On seeing a woman with a dog jutting out of her purse: who’s to say she didn’t just rob a pet store?
“C’mon man! I’m Jesus Christ.”
“Motherfucker I’m Jesus Christ too.”
Down here, people talk about the weather in reverential tones. They all ask: How is it up there, in an awed hush, as though fresh air and sunlight are luxuries that have to be labored toward, like an expensive car or a vacation or paradise. You tell them it’s okay, a bit overcast and slightly humid, and they’ll close their eyes, blissed out with their image of the outdoors. Elevating small talk to the sacred.
Some are legitimately concerned about the continued existence of Outside – is it still there? – and in this case their tone takes on that of a parishioner inquiring about a sick relative. Except down here there is absolutely nothing in the way of spirituality. No miracles, no sublimity, no fellowfeeling. Only Travel, Commerce, Filth, and Pestilence: the new horsemen. The only people showing any sign of humanity are the workers behind newsstands and short-order counters. Look at any other worker and you won’t see the same thing. You see defeat. Resigned failure. Lifeless industry. The kind of cheerless service you’re likely to be subject to in a K-Mart, only ten times worse. These people have had it.

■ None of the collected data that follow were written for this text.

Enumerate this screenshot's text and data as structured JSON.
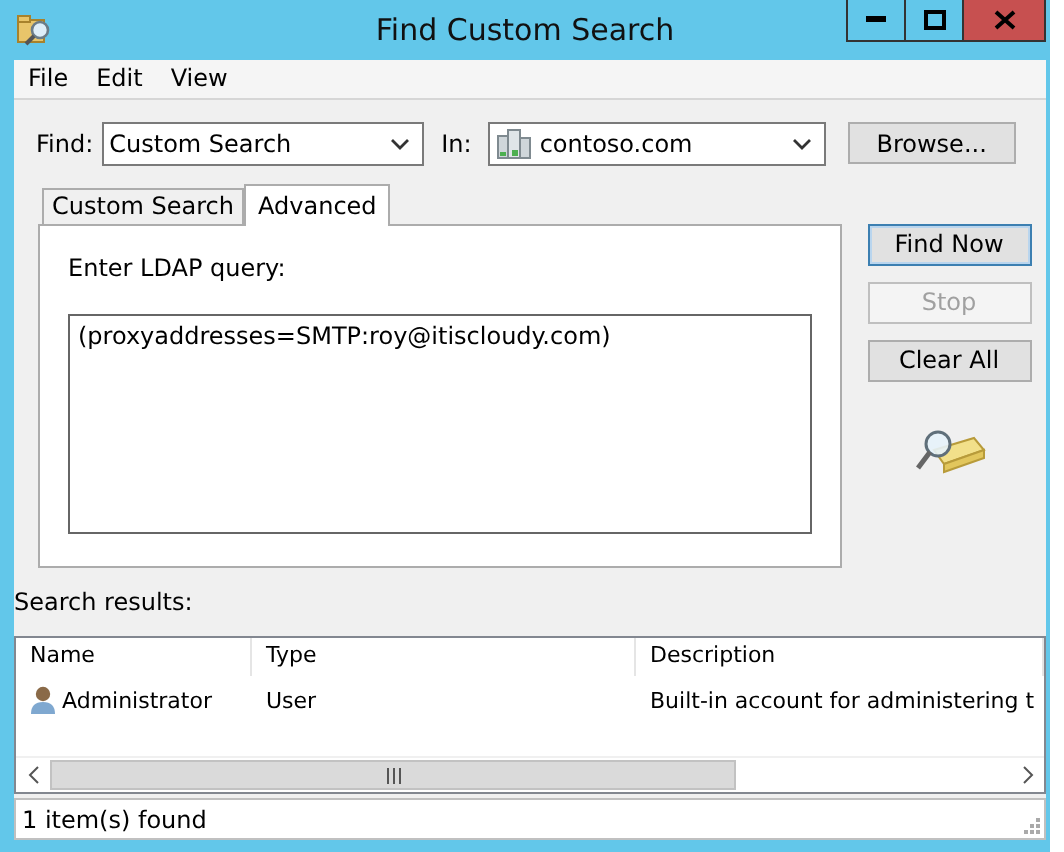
{
  "window": {
    "title": "Find Custom Search"
  },
  "menu": [
    "File",
    "Edit",
    "View"
  ],
  "find": {
    "label": "Find:",
    "value": "Custom Search"
  },
  "in": {
    "label": "In:",
    "value": "contoso.com"
  },
  "browse_button": "Browse...",
  "tabs": [
    {
      "label": "Custom Search",
      "selected": false
    },
    {
      "label": "Advanced",
      "selected": true
    }
  ],
  "query": {
    "label": "Enter LDAP query:",
    "value": "(proxyaddresses=SMTP:roy@itiscloudy.com)"
  },
  "buttons": [
    {
      "label": "Find Now",
      "disabled": false,
      "default": true
    },
    {
      "label": "Stop",
      "disabled": true,
      "default": false
    },
    {
      "label": "Clear All",
      "disabled": false,
      "default": false
    }
  ],
  "results": {
    "label": "Search results:",
    "columns": [
      "Name",
      "Type",
      "Description"
    ],
    "rows": [
      {
        "name": "Administrator",
        "type": "User",
        "description": "Built-in account for administering t"
      }
    ]
  },
  "status_bar": "1 item(s) found"
}
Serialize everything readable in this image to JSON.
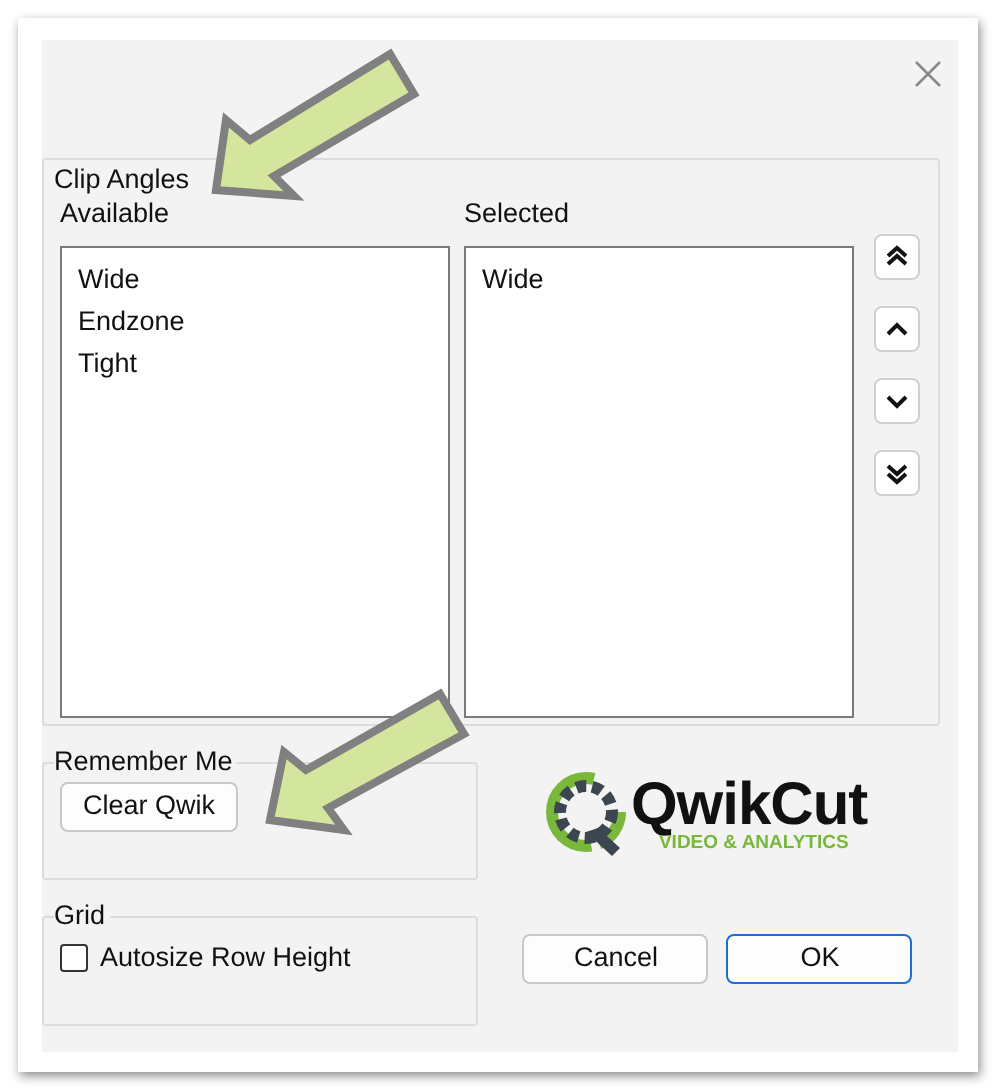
{
  "clip_angles": {
    "label": "Clip Angles",
    "available": {
      "label": "Available",
      "items": [
        "Wide",
        "Endzone",
        "Tight"
      ]
    },
    "selected": {
      "label": "Selected",
      "items": [
        "Wide"
      ]
    },
    "move_buttons": [
      {
        "kind": "top"
      },
      {
        "kind": "up"
      },
      {
        "kind": "down"
      },
      {
        "kind": "bottom"
      }
    ]
  },
  "remember_me": {
    "label": "Remember Me",
    "button": "Clear Qwik"
  },
  "logo": {
    "name": "QwikCut",
    "tagline": "VIDEO & ANALYTICS"
  },
  "grid": {
    "label": "Grid",
    "checkbox": {
      "label": "Autosize Row Height",
      "checked": false
    }
  },
  "buttons": [
    {
      "label": "Cancel",
      "default": false
    },
    {
      "label": "OK",
      "default": true
    }
  ]
}
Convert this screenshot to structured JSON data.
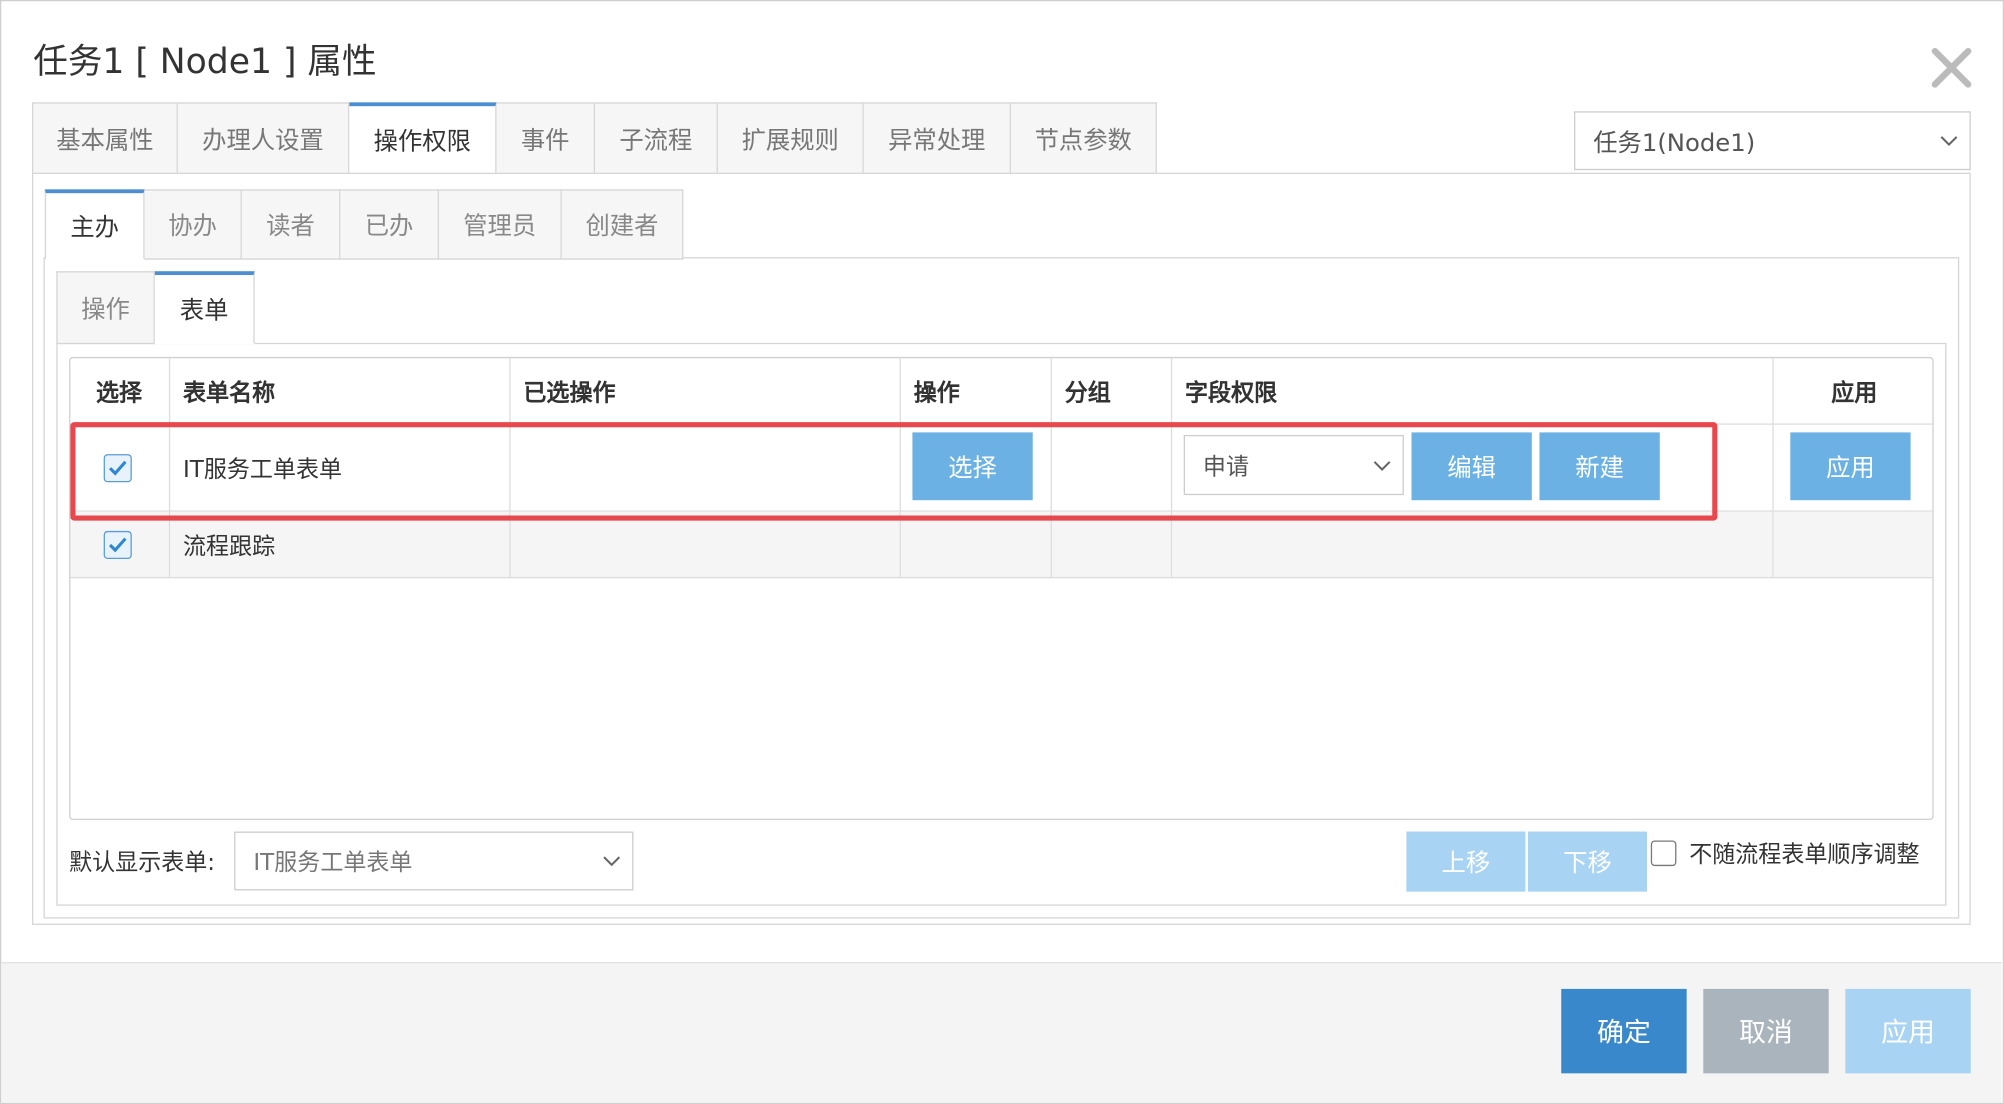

Down here, no one is pursuing happiness, they’re fleeing from it. Things have become severely fucked when panhandling crackheads make more than the hourly minimum wage. They come to me, they say, because I’m the only one who’ll change their coins into bills. They’ll tell you how blessed are their lives, and yours too, if you would just take a look around.
Take a look around down here. Relentless grays and blacks coat the interior of the terminal. Oppressive nothingness. I look around and see so much of nothing. Every surface has the appearance of the ashed upon. There is only one way to describe the color scheme, which is damp ashtray. You take a look around and think: carcinoma. The only growth opportunity down here comes in the form of tumors.
And as your lungs and god knows what else begin to grow cancerous burrs, you find that you have internalized the muzak that is piped in relentlessly down here: a fate possibly worse than real cancer. This is something beyond the expertise of the oncologist. Once you have heard the muzak rendition of “Sir Duke,” you are unable to think of the original. The muzak version attacks the idea of the song in your head, maligns it, and becomes the only “Sir Duke” there ever was. You can feel it all over. There can only be one version of “Sir Duke,” and it’s the one whose tinny orchestrations bring to mind an abandoned pair of earbuds warbling at full blast. You can feel it all over, people.
Do you not hear my cries?
Do you not get my texts?
Do you not see the jellied light of 8th Ave?
There are people whose cracked and graying skin blends into the street.
Wind makes glass and steel buildings peal like tubular bells. This is a bit ominous. I’d rather play a skyscraper like the rim of a crystal glass: humming along a giant fingertip.
I feel like a raving maniac, only mute and unable to vocalize mania.
And I’m sure too that my body is made of ineffable rows and columns.